Life just started feeling like it was stacking up and I was beginning to go under! So much to get done everyday and literally no time to just sit for a few minutes. Between schooling Shane and Tristan, paying bills, keeping up with the books for Mark's business, taking care of the house, etc it felt like too much! Now, I know there are some women that could manage and do it all well but I have come to accept that I am not that woman! I have compared and compared for far too long! I read blogs of other families with more children than us who seem to run everything perfectly while schooling their children but it wasn't running too smoothly anymore. I didn't feel like I was doing anything well but everything was being done sub-par.
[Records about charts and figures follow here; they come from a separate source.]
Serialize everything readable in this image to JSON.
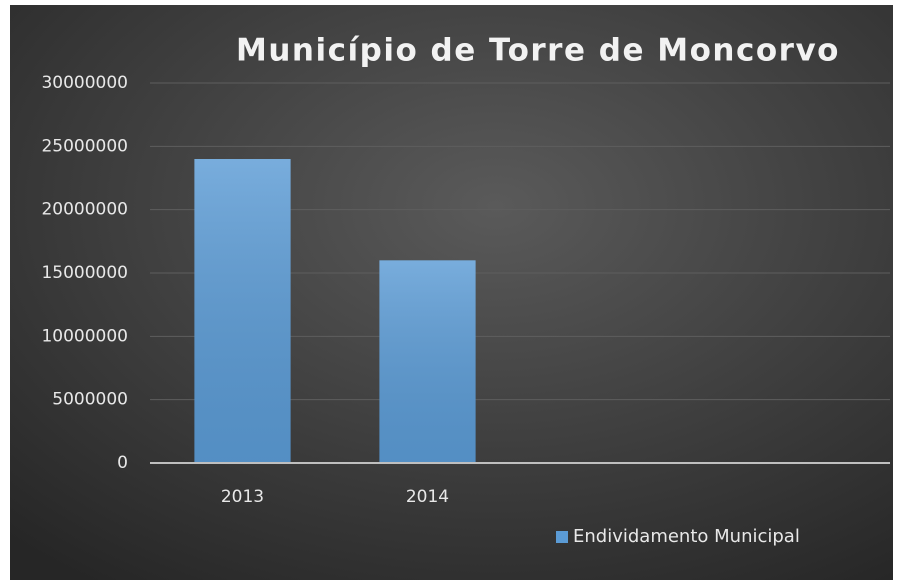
{
  "chart_data": {
    "type": "bar",
    "title": "Município de Torre de Moncorvo",
    "categories": [
      "2013",
      "2014",
      null,
      null
    ],
    "series": [
      {
        "name": "Endividamento Municipal",
        "color": "#5b9bd5",
        "values": [
          24000000,
          16000000,
          null,
          null
        ]
      }
    ],
    "ylim": [
      0,
      30000000
    ],
    "yticks": [
      0,
      5000000,
      10000000,
      15000000,
      20000000,
      25000000,
      30000000
    ],
    "grid": true,
    "legend": "bottom-right"
  }
}
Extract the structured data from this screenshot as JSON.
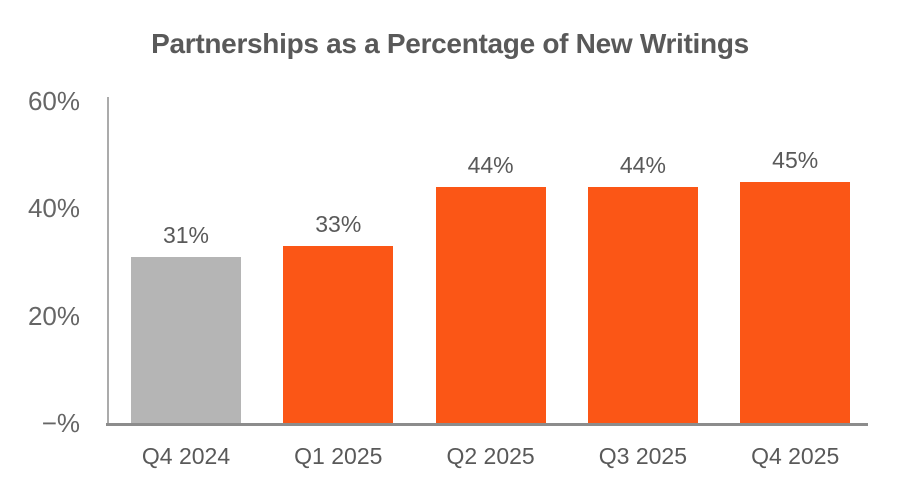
{
  "chart_data": {
    "type": "bar",
    "title": "Partnerships as a Percentage of New Writings",
    "categories": [
      "Q4 2024",
      "Q1 2025",
      "Q2 2025",
      "Q3 2025",
      "Q4 2025"
    ],
    "values": [
      31,
      33,
      44,
      44,
      45
    ],
    "data_labels": [
      "31%",
      "33%",
      "44%",
      "44%",
      "45%"
    ],
    "bar_colors": [
      "#B5B5B5",
      "#FB5616",
      "#FB5616",
      "#FB5616",
      "#FB5616"
    ],
    "y_ticks": [
      {
        "value": 60,
        "label": "60%"
      },
      {
        "value": 40,
        "label": "40%"
      },
      {
        "value": 20,
        "label": "20%"
      },
      {
        "value": 0,
        "label": "−%"
      }
    ],
    "ylim": [
      0,
      60
    ],
    "xlabel": "",
    "ylabel": "",
    "grid": false,
    "legend": false,
    "highlight_color": "#FB5616",
    "muted_color": "#B5B5B5"
  },
  "colors": {
    "title_text": "#595959",
    "label_text": "#595959",
    "tick_text": "#666666",
    "axis_line": "#ABABAB",
    "baseline": "#8C8C8C",
    "background": "#FFFFFF"
  }
}
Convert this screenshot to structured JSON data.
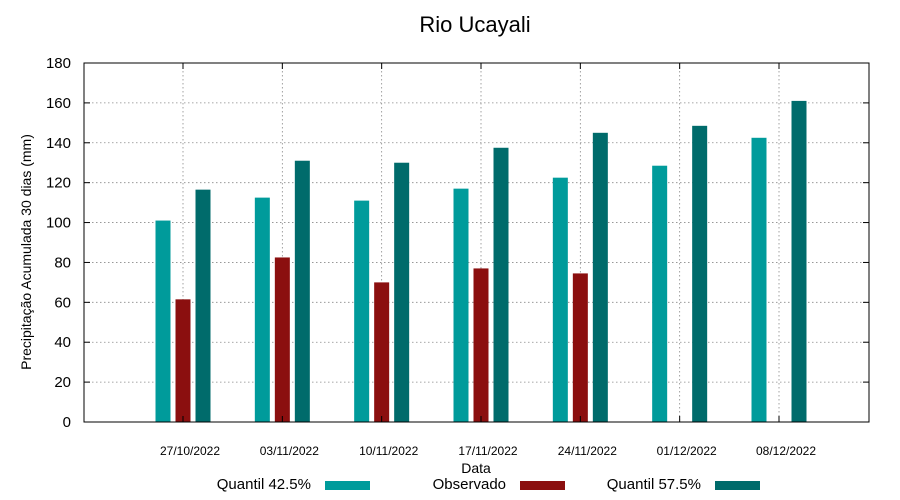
{
  "chart_data": {
    "type": "bar",
    "title": "Rio Ucayali",
    "xlabel": "Data",
    "ylabel": "Precipitação Acumulada 30 dias (mm)",
    "ylim": [
      0,
      180
    ],
    "yticks": [
      0,
      20,
      40,
      60,
      80,
      100,
      120,
      140,
      160,
      180
    ],
    "grid": true,
    "legend_position": "bottom",
    "categories": [
      "27/10/2022",
      "03/11/2022",
      "10/11/2022",
      "17/11/2022",
      "24/11/2022",
      "01/12/2022",
      "08/12/2022"
    ],
    "series": [
      {
        "name": "Quantil 42.5%",
        "color": "#009b9b",
        "values": [
          101,
          112.5,
          111,
          117,
          122.5,
          128.5,
          142.5
        ]
      },
      {
        "name": "Observado",
        "color": "#8b0f0f",
        "values": [
          61.5,
          82.5,
          70,
          77,
          74.5,
          null,
          null
        ]
      },
      {
        "name": "Quantil 57.5%",
        "color": "#006b6b",
        "values": [
          116.5,
          131,
          130,
          137.5,
          145,
          148.5,
          161
        ]
      }
    ]
  }
}
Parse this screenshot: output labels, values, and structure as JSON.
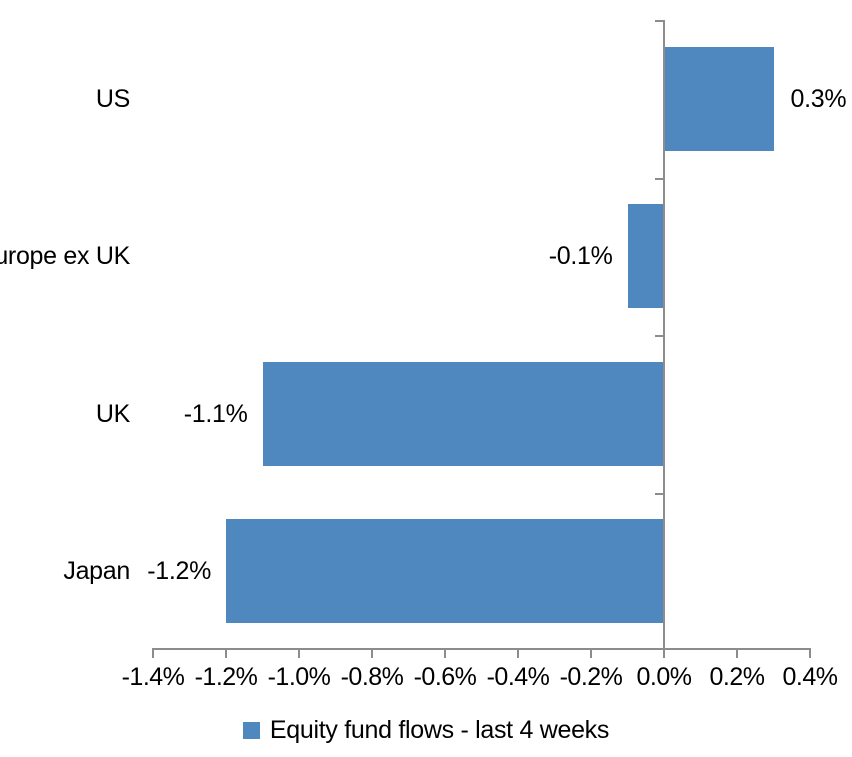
{
  "chart_data": {
    "type": "bar",
    "orientation": "horizontal",
    "title": "",
    "xlabel": "",
    "ylabel": "",
    "categories": [
      "US",
      "Europe ex UK",
      "UK",
      "Japan"
    ],
    "series": [
      {
        "name": "Equity fund flows - last 4 weeks",
        "values": [
          0.3,
          -0.1,
          -1.1,
          -1.2
        ],
        "data_labels": [
          "0.3%",
          "-0.1%",
          "-1.1%",
          "-1.2%"
        ]
      }
    ],
    "xlim": [
      -1.4,
      0.4
    ],
    "x_tick_step": 0.2,
    "x_tick_labels": [
      "-1.4%",
      "-1.2%",
      "-1.0%",
      "-0.8%",
      "-0.6%",
      "-0.4%",
      "-0.2%",
      "0.0%",
      "0.2%",
      "0.4%"
    ],
    "grid": false,
    "legend_position": "bottom",
    "colors": {
      "bar": "#4E88BF",
      "axis": "#8C8C8C",
      "text": "#000000",
      "background": "#FFFFFF"
    }
  }
}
There was high stress and little peace.
I am incredibly grateful for a supportive husband who finally heard through all my jumble and helped make a good decision. And honestly, we have been blessed with some of the best teachers on the planet for our boys! Of that I am sure!! So accommodating, loving and encouraging!!
I still miss him everyday! Literally everyday!! But I have found that I am able to get all my work done throughout the day and then focus on the kids in the evening which has been awesome! I work with Tristan and Eden in the morning for a while on school work and then I dig into what needs to be done that day so that I am available to the boys when they come home. And I am able to focus on the rambunctious girls throughout the day! Change is always difficult but I have learned something about myself through all of this: I still compare myself too often with other people which makes it difficult to hear His voice. I need to care more about what He has called me to than anything else. So for now that is what I am working on in the midst of retrieving a little girl from the cupboards!